Tuning the Tide: Repository-based Code Reflection

Abstract

Code large language models (LLMs) enhance programming by understanding and generating code across languages, offering intelligent feedback, bug detection, and code updates through reflection, improving development efficiency and accessibility. While benchmarks (e.g. HumanEval/LiveCodeBench) evaluate code generation and real-world relevance, previous works ignore the scenario of modifying code in repositories. Considering challenges remaining in improving reflection capabilities and avoiding data contamination in dynamic benchmarks, we introduce LiveRepoReflection, a challenging benchmark for evaluating code understanding and generation in multi-file repository contexts, featuring 1,888 rigorously filtered test cases across 6 programming languages to ensure diversity, correctness, and high difficulty. Further, we create RepoReflection-Instruct, a large-scale, quality-filtered instruction-tuning dataset derived from diverse sources, used to train RepoReflectionCoder through a two-turn dialogue process involving code generation and error-driven repair. The leaderboard evaluates over 40 LLMs to reflect the model performance of repository-based code reflection.

Overview

Code large language models (LLMs) represent a significant advancement in comprehending and producing code across numerous programming languages. Fueled by extensive training on massive code repositories, LLMs empower developers by offering intelligent feedback, identifying potential bugs, and updating code snippets from human instructions. Code reflection refers to the ability of LLMs to examine and modify their previous responses. Using reflection, LLMs can streamline the development process, boost efficiency, and make programming more accessible to a wider number of developers.
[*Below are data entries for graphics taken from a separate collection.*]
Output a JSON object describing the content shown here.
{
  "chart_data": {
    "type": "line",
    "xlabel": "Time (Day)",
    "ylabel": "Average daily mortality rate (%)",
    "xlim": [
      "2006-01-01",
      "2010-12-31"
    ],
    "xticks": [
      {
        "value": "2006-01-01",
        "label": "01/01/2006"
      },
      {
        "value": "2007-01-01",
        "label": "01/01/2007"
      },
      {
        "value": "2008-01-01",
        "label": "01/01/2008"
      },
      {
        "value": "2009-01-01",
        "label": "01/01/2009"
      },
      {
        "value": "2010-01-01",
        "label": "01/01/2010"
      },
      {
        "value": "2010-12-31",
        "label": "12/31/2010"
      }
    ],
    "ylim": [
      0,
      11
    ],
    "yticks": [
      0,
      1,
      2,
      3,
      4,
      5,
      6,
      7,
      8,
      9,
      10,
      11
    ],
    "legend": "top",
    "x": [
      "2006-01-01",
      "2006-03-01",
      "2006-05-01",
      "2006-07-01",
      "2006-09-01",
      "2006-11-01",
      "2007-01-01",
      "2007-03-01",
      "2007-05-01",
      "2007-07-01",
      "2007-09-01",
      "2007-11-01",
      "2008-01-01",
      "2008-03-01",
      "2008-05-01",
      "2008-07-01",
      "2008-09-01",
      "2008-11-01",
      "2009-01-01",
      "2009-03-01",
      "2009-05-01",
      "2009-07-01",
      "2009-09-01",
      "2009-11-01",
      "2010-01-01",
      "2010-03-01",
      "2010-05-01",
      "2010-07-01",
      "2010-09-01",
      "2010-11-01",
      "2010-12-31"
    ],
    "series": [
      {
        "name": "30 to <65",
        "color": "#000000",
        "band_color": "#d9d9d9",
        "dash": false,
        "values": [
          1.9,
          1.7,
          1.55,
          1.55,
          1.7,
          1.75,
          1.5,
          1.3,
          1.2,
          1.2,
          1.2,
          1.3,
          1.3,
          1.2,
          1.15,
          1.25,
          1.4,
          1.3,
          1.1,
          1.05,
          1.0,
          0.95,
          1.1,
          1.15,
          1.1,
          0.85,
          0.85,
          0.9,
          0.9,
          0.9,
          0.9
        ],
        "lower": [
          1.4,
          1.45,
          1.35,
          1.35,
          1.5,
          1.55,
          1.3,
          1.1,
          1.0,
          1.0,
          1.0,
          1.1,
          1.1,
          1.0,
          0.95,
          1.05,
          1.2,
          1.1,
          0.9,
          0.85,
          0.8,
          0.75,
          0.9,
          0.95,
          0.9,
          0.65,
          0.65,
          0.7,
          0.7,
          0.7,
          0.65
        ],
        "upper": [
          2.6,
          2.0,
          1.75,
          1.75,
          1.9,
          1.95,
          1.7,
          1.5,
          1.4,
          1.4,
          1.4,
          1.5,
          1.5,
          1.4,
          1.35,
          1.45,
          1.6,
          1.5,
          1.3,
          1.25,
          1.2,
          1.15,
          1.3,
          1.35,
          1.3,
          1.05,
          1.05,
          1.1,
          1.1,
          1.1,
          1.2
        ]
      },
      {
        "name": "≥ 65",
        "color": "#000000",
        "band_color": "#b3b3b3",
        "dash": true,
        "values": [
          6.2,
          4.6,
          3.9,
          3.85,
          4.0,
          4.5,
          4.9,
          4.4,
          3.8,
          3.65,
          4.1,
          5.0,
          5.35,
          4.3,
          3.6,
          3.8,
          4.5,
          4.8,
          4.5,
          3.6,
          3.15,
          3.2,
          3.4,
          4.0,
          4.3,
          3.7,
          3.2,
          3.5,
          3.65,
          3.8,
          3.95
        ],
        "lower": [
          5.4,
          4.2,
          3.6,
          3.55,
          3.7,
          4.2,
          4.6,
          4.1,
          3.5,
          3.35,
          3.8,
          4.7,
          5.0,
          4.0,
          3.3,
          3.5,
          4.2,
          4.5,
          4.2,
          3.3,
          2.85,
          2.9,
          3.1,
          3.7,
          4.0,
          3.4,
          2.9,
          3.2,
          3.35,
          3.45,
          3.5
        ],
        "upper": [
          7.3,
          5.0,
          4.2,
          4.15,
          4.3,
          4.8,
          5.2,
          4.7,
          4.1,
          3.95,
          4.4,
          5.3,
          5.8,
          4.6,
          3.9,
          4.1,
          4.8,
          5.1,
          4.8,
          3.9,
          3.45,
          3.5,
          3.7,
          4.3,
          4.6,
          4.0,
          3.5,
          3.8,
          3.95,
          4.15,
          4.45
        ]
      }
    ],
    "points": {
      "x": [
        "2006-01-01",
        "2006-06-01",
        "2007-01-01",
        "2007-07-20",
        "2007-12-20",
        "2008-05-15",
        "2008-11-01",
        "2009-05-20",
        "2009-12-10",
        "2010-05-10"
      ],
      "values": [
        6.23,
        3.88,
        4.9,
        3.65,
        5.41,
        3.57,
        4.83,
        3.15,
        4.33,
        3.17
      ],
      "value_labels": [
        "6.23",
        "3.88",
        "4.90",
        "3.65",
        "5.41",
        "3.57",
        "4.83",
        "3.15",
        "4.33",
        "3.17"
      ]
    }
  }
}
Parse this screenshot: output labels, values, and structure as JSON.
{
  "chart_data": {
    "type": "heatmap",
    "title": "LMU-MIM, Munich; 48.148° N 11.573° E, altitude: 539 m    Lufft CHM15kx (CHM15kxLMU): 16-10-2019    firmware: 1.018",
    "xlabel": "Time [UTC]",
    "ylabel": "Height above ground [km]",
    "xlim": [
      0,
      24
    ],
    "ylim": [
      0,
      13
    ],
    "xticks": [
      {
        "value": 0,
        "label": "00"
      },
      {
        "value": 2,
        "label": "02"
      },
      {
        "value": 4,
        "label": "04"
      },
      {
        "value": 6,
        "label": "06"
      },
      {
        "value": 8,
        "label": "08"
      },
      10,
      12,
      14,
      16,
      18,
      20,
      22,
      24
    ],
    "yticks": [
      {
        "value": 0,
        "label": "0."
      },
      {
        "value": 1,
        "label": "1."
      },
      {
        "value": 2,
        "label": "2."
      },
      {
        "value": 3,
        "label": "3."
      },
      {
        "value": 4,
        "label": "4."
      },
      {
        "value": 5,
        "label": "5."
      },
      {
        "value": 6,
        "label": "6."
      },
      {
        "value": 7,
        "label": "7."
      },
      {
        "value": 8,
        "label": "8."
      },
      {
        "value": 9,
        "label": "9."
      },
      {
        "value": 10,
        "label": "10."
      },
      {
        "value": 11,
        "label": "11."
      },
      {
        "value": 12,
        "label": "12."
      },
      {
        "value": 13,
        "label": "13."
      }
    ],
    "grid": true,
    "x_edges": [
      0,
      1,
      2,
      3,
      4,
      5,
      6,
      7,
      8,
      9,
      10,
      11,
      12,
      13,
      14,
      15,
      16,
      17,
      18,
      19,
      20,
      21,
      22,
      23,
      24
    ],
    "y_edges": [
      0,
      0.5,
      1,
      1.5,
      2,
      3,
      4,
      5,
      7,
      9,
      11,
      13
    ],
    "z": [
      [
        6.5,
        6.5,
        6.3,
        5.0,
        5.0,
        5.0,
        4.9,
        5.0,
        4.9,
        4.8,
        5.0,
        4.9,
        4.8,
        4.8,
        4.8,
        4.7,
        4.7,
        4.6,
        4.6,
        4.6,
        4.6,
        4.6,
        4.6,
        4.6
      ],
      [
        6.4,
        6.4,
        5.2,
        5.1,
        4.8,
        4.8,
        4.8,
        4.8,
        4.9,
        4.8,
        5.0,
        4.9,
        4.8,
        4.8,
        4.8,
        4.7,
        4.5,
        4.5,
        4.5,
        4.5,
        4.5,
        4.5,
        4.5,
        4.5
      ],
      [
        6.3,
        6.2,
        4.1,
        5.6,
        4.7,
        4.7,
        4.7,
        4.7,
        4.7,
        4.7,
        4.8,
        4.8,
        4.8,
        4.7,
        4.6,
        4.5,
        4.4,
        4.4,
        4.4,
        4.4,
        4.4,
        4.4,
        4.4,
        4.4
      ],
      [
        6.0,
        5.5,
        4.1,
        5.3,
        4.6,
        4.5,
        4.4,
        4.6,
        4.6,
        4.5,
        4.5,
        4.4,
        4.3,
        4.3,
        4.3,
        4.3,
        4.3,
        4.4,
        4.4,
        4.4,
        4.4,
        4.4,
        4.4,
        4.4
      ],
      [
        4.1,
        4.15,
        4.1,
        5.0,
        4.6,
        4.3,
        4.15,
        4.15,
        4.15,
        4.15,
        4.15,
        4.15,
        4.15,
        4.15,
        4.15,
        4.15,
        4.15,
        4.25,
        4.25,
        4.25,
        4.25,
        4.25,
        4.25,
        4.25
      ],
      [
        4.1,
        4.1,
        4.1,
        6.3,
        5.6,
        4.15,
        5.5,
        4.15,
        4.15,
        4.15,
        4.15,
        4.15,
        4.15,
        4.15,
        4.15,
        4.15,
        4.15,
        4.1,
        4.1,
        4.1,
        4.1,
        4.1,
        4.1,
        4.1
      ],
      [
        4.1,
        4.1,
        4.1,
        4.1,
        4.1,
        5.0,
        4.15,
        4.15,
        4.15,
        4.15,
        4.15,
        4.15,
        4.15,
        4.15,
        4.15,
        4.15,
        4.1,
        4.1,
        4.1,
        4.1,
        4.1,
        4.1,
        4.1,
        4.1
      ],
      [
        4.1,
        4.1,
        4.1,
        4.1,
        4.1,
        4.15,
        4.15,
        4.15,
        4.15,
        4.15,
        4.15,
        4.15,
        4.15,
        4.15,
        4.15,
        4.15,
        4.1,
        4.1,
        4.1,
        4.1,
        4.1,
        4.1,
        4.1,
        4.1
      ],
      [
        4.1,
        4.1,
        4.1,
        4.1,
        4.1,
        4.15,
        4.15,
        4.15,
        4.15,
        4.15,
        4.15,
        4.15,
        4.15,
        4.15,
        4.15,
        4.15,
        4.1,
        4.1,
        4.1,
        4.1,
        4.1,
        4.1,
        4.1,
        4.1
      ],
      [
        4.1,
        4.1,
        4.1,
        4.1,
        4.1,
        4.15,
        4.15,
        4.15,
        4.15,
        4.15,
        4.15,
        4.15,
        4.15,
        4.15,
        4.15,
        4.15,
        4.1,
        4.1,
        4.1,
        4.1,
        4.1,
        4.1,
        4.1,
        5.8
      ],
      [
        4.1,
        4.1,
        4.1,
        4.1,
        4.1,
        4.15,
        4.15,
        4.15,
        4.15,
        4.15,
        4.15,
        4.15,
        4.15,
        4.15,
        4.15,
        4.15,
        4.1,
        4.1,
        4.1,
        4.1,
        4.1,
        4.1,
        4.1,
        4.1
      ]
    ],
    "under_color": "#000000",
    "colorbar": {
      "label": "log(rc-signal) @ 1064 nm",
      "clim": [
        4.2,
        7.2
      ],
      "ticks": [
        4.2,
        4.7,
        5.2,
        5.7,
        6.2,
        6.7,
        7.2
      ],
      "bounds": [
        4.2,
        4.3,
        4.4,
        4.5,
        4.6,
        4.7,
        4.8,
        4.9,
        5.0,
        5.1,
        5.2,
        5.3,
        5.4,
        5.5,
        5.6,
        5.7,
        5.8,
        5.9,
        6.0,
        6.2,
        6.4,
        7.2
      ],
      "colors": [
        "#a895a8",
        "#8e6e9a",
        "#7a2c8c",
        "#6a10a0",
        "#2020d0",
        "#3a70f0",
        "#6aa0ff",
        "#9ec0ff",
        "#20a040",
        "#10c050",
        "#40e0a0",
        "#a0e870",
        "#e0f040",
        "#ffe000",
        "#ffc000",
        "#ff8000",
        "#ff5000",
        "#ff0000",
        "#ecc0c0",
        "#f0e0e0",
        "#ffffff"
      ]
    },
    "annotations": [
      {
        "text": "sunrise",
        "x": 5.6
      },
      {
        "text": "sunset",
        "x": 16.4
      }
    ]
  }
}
Comparison between general code generation tasks and LiveRepoReflection tasks.

LiveRepoReflection Benchmark

A challenging benchmark for evaluating code understanding and generation in multi-file repository contexts, featuring 1,888 rigorously filtered test cases across 6 programming languages (Python, Java, C++, Rust, Go, JavaScript) to ensure diversity, correctness, and high difficulty.

RepoReflection-Instruct Dataset

A large-scale, quality-filtered instruction-tuning dataset derived from diverse sources including newly automatically generated examples. The dataset was created using sophisticated quality filtering mechanisms and decontamination techniques.

RepoReflectionCoder Model

A specialized LLM trained on the RepoReflection-Instruct dataset through a two-turn dialogue process involving code generation and error-driven repair, with enhanced capabilities for repository-based code reflection.

Comprehensive Evaluation

Systematic evaluation of over 40 LLMs on the LiveRepoReflection benchmark, creating a dynamic leaderboard to track model performance and measuring alignment between model-generated responses and human preferences.

Key Contributions

High-Quality Benchmark: We propose a high-quality, high-difficulty benchmark for evaluating code reflection of LLMs, featuring 1,888 rigorously filtered test cases across 6 programming languages. The benchmark emphasizes diversity, correctness, and challenge by retaining only cases that stump strong LLMs and undergo human annotation.
Structured Dataset Creation: Starting with 500k examples, a strict rejection sampling process ensured high quality by filtering repositories based on criteria such as having unit-test files, reference answer files, aligned code signatures and answers, compatible environment configurations, and standardized file names.
Systematic Evaluation: Our systematic evaluation of over 40+ LLMs on LiveRepoReflection led to the creation of a dynamic leaderboard to track model performance, with extensive experiments demonstrating that LiveRepoReflection effectively measures the alignment between model-generated responses and human preferences.

Comparison of dataset scales and structures between Aider Polyglot Benchmark and LiveRepoReflection.

Pipeline Overview

The paper introduces an automatic creation pipeline to dynamically update the large-scale instruction corpus and evaluation benchmark to avoid data hacking:

Repository structure design: Standardized repository code data file structure designed to be streamlined while ensuring normal evaluation.
Seed code data collection: High-quality, diverse code samples collected from multiple public sources like GitHub, Hugging Face, and Reddit.
Multiple-turn dialogue data generation: Using a mix of "creative" and "reasoning" LLMs to generate program topics, definitions, unit tests, and reference answers.
Cross-execution verification: Rigorous testing and validation to ensure correctness and appropriate difficulty.
Human annotation: Final validation and refinement by trained annotators to ensure quality.